GOOD: What do educators need to be doing to reach Latino students?

JOEL ARQUILLOS: I’m a big advocate of Paulo Freire, and in his book, Pedagogy of the Oppressed, he talks about how traditional teaching is this top-down approach. But when you build community in the classroom you allow students to bring what they have to the fold and then you work with that to get them where they need to be.

We can certainly throw all kinds of curriculum at kids, and design really scientific reading programs, and I’m not saying those things don’t work, but what we also need to understand is that many students coming from Latin America are arriving with an understanding of Spanish and can read and write in Spanish. Making the transition to English is what they need help with.

The misconception is that they don’t know anything and that’s completely wrong. We need to create tools to build confidence and help them practice their new language, or their ability to express their ideas in writing, in a variety of ways.

GOOD: Some parts of the country, for example, some areas of the Deep South, are just beginning to see larger Latino student populations. What advice do you have for teachers working with these students for the first time?

JA: For teachers in areas with shifting populations, there shouldn’t be a, “this is the way I used to do it,” approach. You have to stop and re-evaluate who you have in your classroom and figure out what’s the best way to work with that student population based on what they’re already bringing to you.

Having at least the understanding that there’s a community that comes to you that can be built upon can help. That’s something we do at 826—we don’t come at kids with one way you have to do things or one approach to writing, reading, or even mathematics when we’re tutoring in those areas.

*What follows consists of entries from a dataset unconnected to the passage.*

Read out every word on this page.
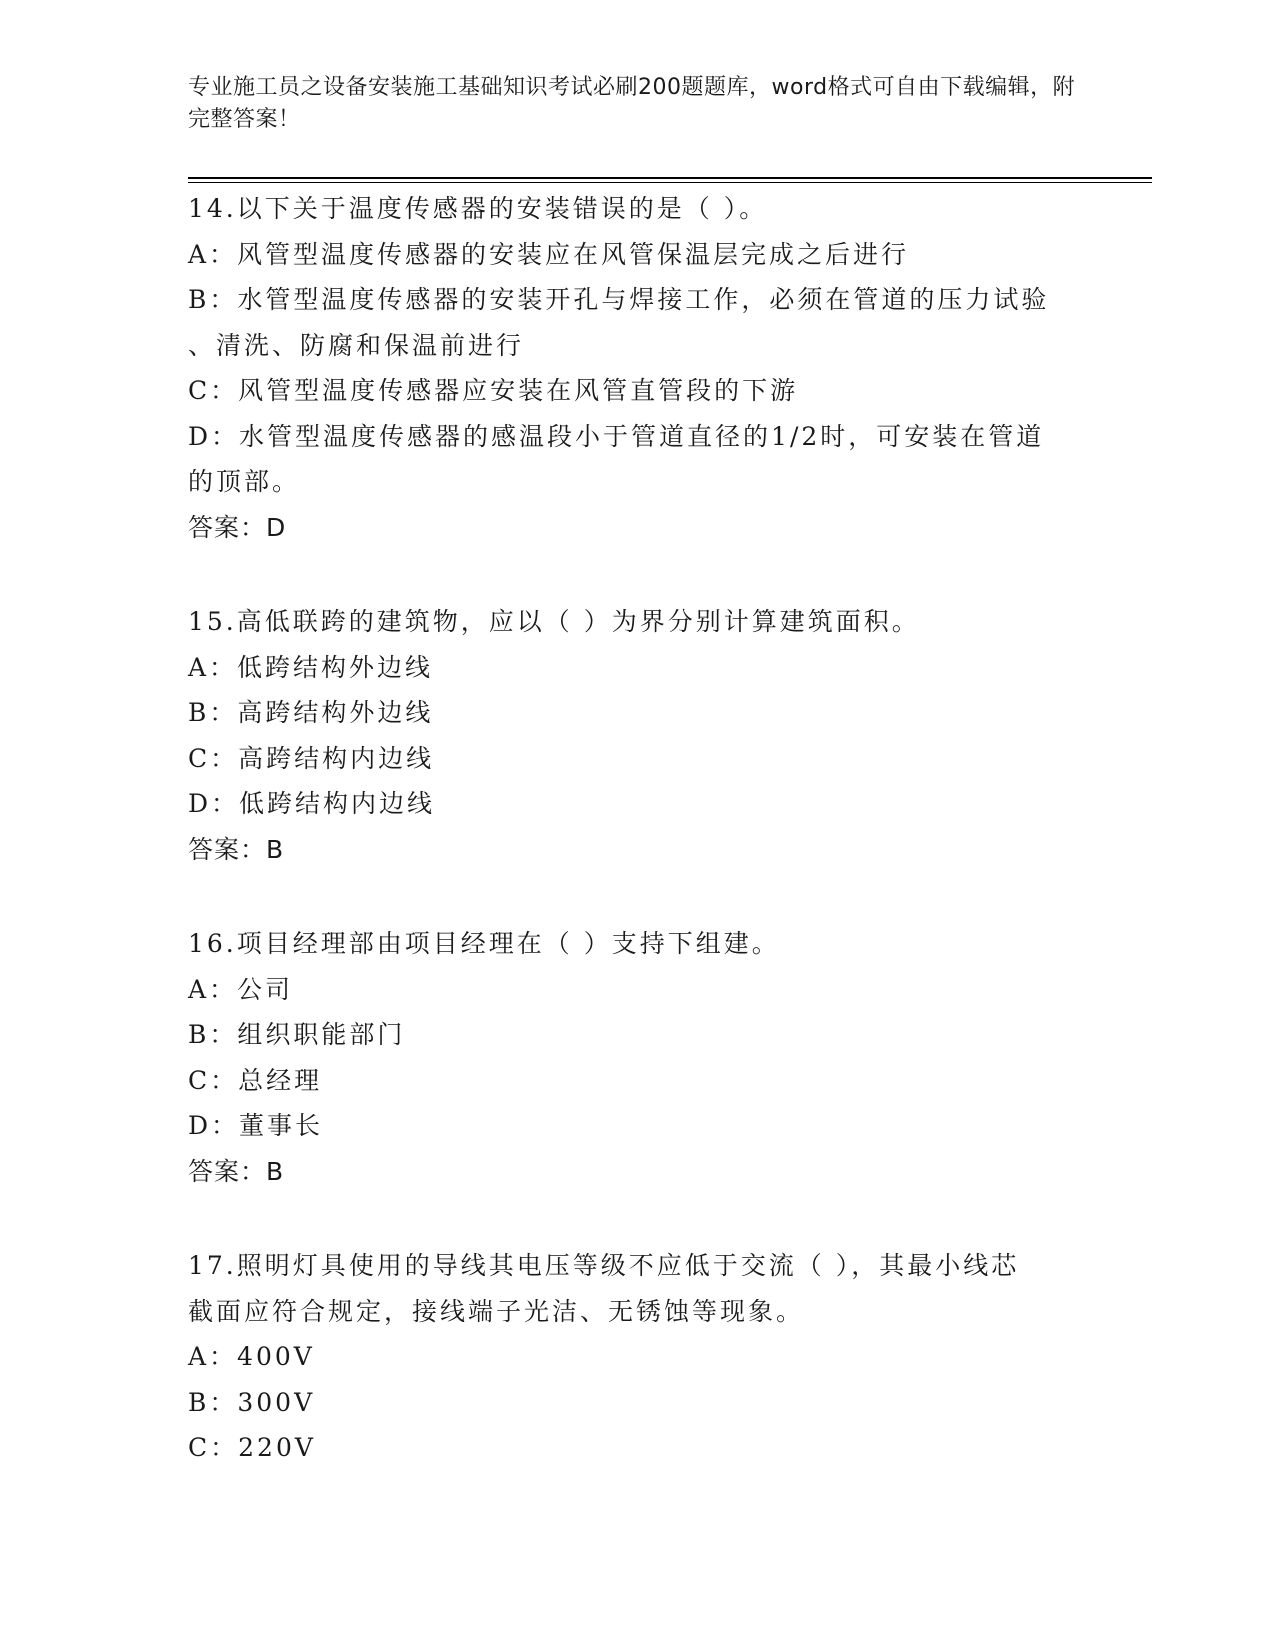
专业施工员之设备安装施工基础知识考试必刷200题题库，word格式可自由下载编辑，附完整答案！
14.以下关于温度传感器的安装错误的是（ ）。
A：风管型温度传感器的安装应在风管保温层完成之后进行
B：水管型温度传感器的安装开孔与焊接工作，必须在管道的压力试验
、清洗、防腐和保温前进行
C：风管型温度传感器应安装在风管直管段的下游
D：水管型温度传感器的感温段小于管道直径的1/2时，可安装在管道
的顶部。
答案：D
15.高低联跨的建筑物，应以（ ）为界分别计算建筑面积。
A：低跨结构外边线
B：高跨结构外边线
C：高跨结构内边线
D：低跨结构内边线
答案：B
16.项目经理部由项目经理在（ ）支持下组建。
A：公司
B：组织职能部门
C：总经理
D：董事长
答案：B
17.照明灯具使用的导线其电压等级不应低于交流（ ），其最小线芯
截面应符合规定，接线端子光洁、无锈蚀等现象。
A：400V
B：300V
C：220V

One way we do that is we train our volunteers to work with the Socratic approach—where it’s pencils down and engaging the students with questions and getting them to figure things out by themselves and getting them to reason and think. It doesn’t always work out perfectly but it’s about how we can help inspire them and gain real buy-in to what they’re learning.

GOOD: 826 really embraces project based-learning. Do you think it’s more effective than a traditional write-a-paper-and-turn-it-in approach to writing?

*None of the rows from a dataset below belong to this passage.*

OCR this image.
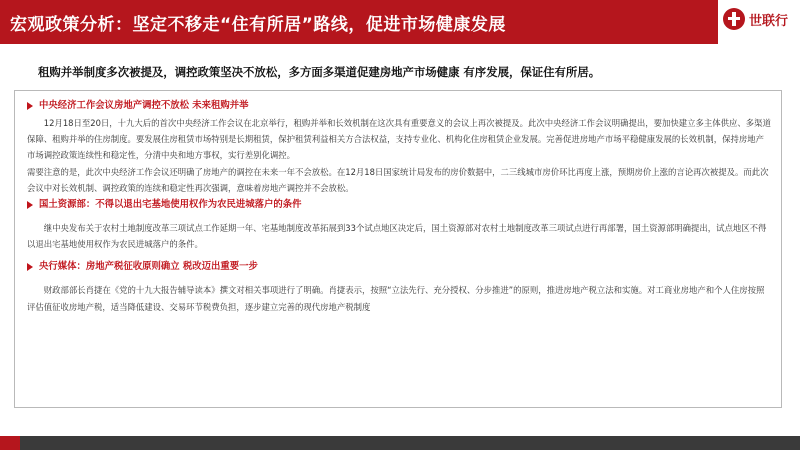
宏观政策分析：坚定不移走“住有所居”路线，促进市场健康发展	世联行
租购并举制度多次被提及，调控政策坚决不放松，多方面多渠道促建房地产市场健康 有序发展，保证住有所居。
中央经济工作会议房地产调控不放松 未来租购并举

12月18日至20日，十九大后的首次中央经济工作会议在北京举行，租购并举和长效机制在这次具有重要意义的会议上再次被提及。此次中央经济工作会议明确提出，要加快建立多主体供应、多渠道保障、租购并举的住房制度。要发展住房租赁市场特别是长期租赁，保护租赁利益相关方合法权益，支持专业化、机构化住房租赁企业发展。完善促进房地产市场平稳健康发展的长效机制，保持房地产市场调控政策连续性和稳定性，分清中央和地方事权，实行差别化调控。

需要注意的是，此次中央经济工作会议还明确了房地产的调控在未来一年不会放松。在12月18日国家统计局发布的房价数据中，二三线城市房价环比再度上涨，预期房价上涨的言论再次被提及。而此次会议中对长效机制、调控政策的连续和稳定性再次强调，意味着房地产调控并不会放松。

国土资源部：不得以退出宅基地使用权作为农民进城落户的条件

继中央发布关于农村土地制度改革三项试点工作延期一年、宅基地制度改革拓展到33个试点地区决定后，国土资源部对农村土地制度改革三项试点进行再部署，国土资源部明确提出，试点地区不得以退出宅基地使用权作为农民进城落户的条件。

央行媒体：房地产税征收原则确立 税改迈出重要一步

财政部部长肖捷在《党的十九大报告辅导读本》撰文对相关事项进行了明确。肖捷表示，按照“立法先行、充分授权、分步推进”的原则，推进房地产税立法和实施。对工商业房地产和个人住房按照评估值征收房地产税，适当降低建设、交易环节税费负担，逐步建立完善的现代房地产税制度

JA: We don’t have to throw the traditional approach to writing out the door but the project-based approach is great for students who don’t have the same drive or academic support at home. At 826 we put a lot of energy into our book project. We work with students up to three months in a school and get them published at the end of that time.

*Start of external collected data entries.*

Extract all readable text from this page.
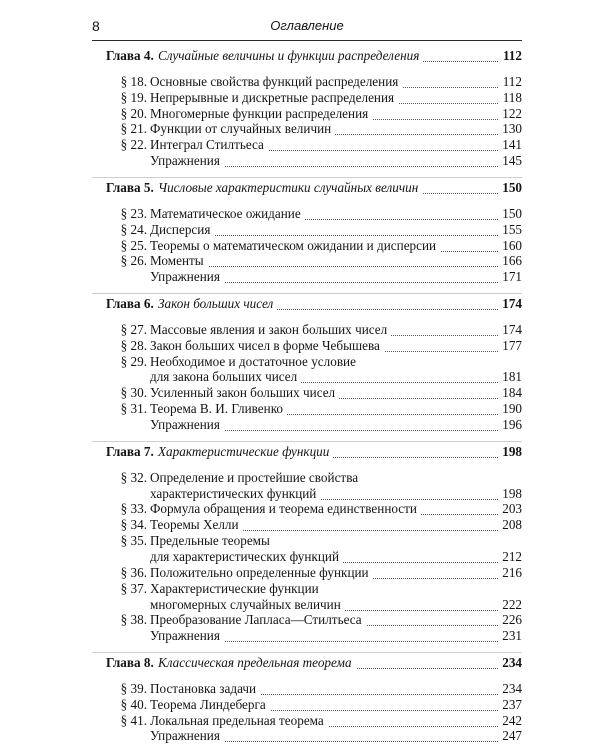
8	Оглавление
Глава 4. Случайные величины и функции распределения	112
§ 18. Основные свойства функций распределения	112
§ 19. Непрерывные и дискретные распределения	118
§ 20. Многомерные функции распределения	122
§ 21. Функции от случайных величин	130
§ 22. Интеграл Стилтьеса	141
Упражнения	145
Глава 5. Числовые характеристики случайных величин	150
§ 23. Математическое ожидание	150
§ 24. Дисперсия	155
§ 25. Теоремы о математическом ожидании и дисперсии	160
§ 26. Моменты	166
Упражнения	171
Глава 6. Закон больших чисел	174
§ 27. Массовые явления и закон больших чисел	174
§ 28. Закон больших чисел в форме Чебышева	177
§ 29. Необходимое и достаточное условие
для закона больших чисел	181
§ 30. Усиленный закон больших чисел	184
§ 31. Теорема В. И. Гливенко	190
Упражнения	196
Глава 7. Характеристические функции	198
§ 32. Определение и простейшие свойства
характеристических функций	198
§ 33. Формула обращения и теорема единственности	203
§ 34. Теоремы Хелли	208
§ 35. Предельные теоремы
для характеристических функций	212
§ 36. Положительно определенные функции	216
§ 37. Характеристические функции
многомерных случайных величин	222
§ 38. Преобразование Лапласа—Стилтьеса	226
Упражнения	231
Глава 8. Классическая предельная теорема	234
§ 39. Постановка задачи	234
§ 40. Теорема Линдеберга	237
§ 41. Локальная предельная теорема	242
Упражнения	247
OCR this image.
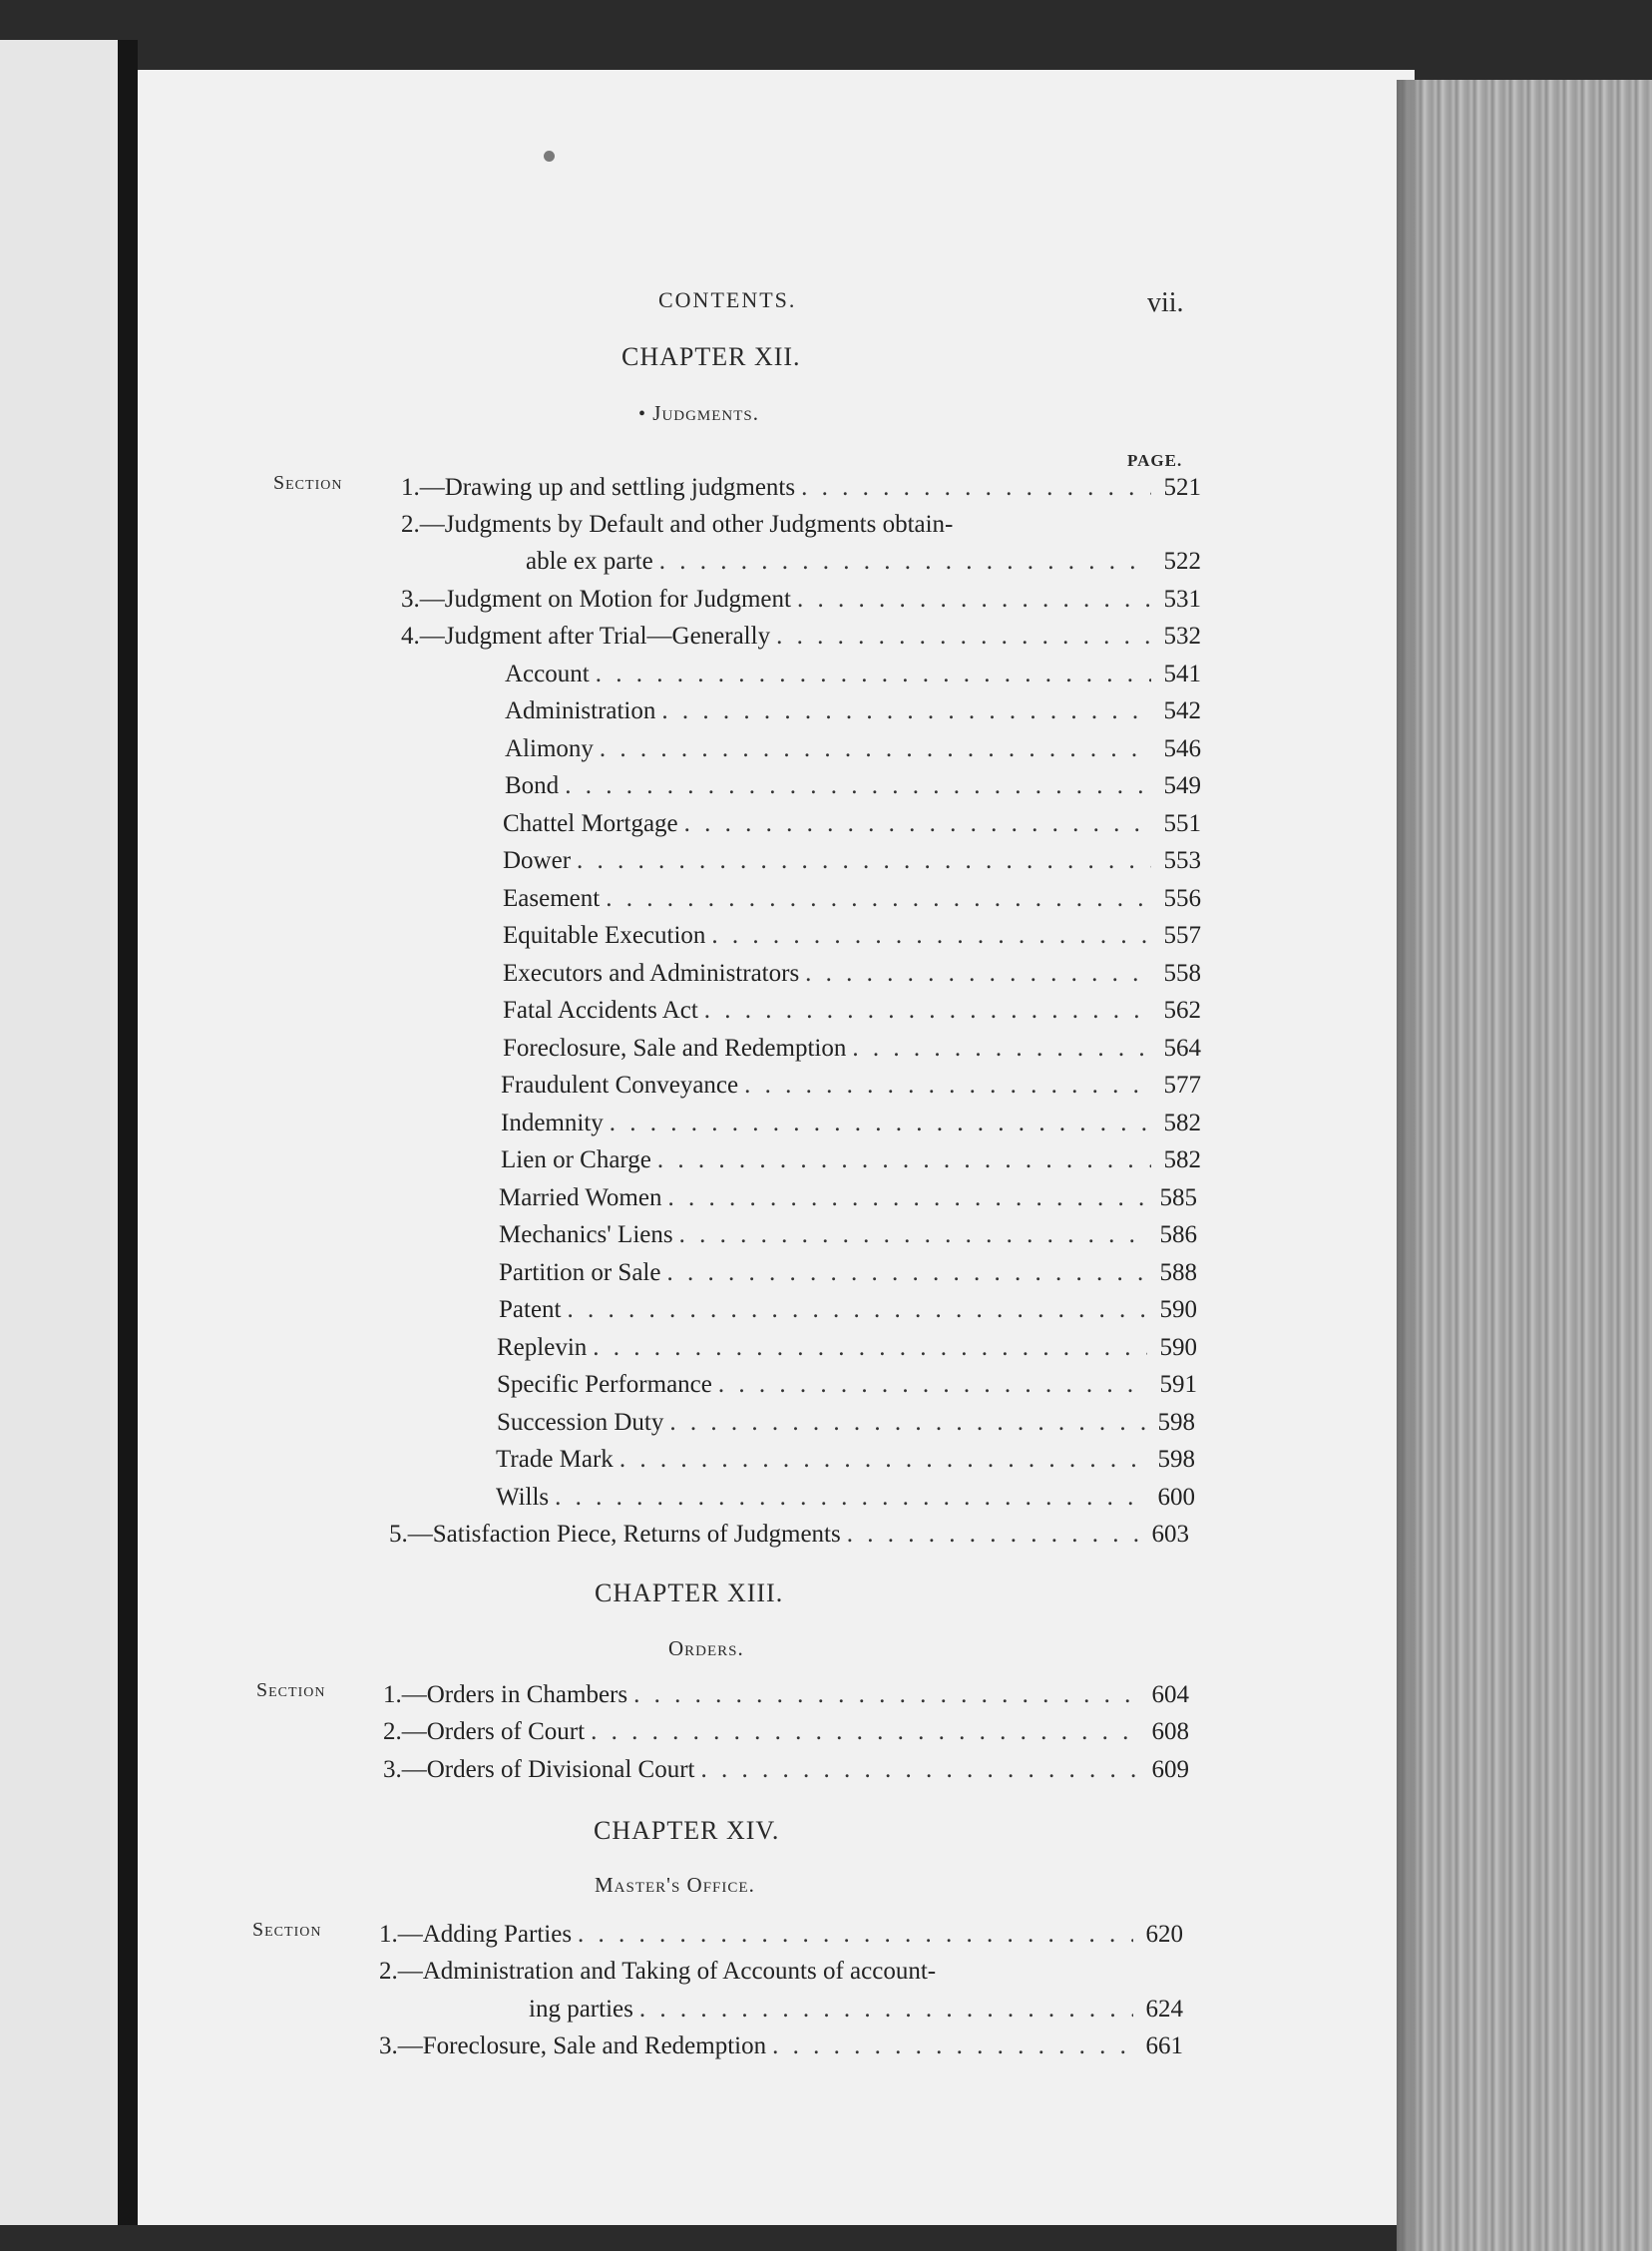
CONTENTS.	vii.
CHAPTER XII.
• Judgments.
PAGE.
Section 1.—Drawing up and settling judgments . . .	521
2.—Judgments by Default and other Judgments obtain-
able ex parte . . .	522
3.—Judgment on Motion for Judgment . . .	531
4.—Judgment after Trial—Generally . . .	532
Account . . .	541
Administration . . .	542
Alimony . . .	546
Bond . . .	549
Chattel Mortgage . . .	551
Dower . . .	553
Easement . . .	556
Equitable Execution . . .	557
Executors and Administrators . . .	558
Fatal Accidents Act . . .	562
Foreclosure, Sale and Redemption . . .	564
Fraudulent Conveyance . . .	577
Indemnity . . .	582
Lien or Charge . . .	582
Married Women . . .	585
Mechanics' Liens . . .	586
Partition or Sale . . .	588
Patent . . .	590
Replevin . . .	590
Specific Performance . . .	591
Succession Duty . . .	598
Trade Mark . . .	598
Wills . . .	600
5.—Satisfaction Piece, Returns of Judgments . . .	603
CHAPTER XIII.
Orders.
Section 1.—Orders in Chambers . . .	604
2.—Orders of Court . . .	608
3.—Orders of Divisional Court . . .	609
CHAPTER XIV.
Master's Office.
Section 1.—Adding Parties . . .	620
2.—Administration and Taking of Accounts of account-
ing parties . . .	624
3.—Foreclosure, Sale and Redemption . . .	661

A group of students are also pulled out to work on the editorial board alongside professional editors and designers. They get to make decisions about how the book will be laid out and the chapter sections, so they really see what it takes to create a book. In the end they have a product that’s not just for them. It’s sold nationally and it’s in bookstores all of the country and it’s on Amazon. Best of all, they have something they can show mom and dad, and it’s going to live on forever.

GOOD: Can individual teachers replicate your book project as the way to teach writing?

JA: What really makes it work for 826 is our volunteer force. If you don’t have at least 10 individuals who can come into a classroom and support the writing process, then you just have the teacher having to give feedback, and individual one-on-one feedback on a student’s writing is critical.

There are volunteer organizations out there that could provide the bodies needed to break the class down into manageable parts. But that’s a lot of work for a teacher, which is why we’re working on teaming up with classrooms and coming in to give that one-to-one support to children.

But if a teacher wants to do a book project, you can certainly do it, and there are schools that have done it. It just takes some creativity and it can happen.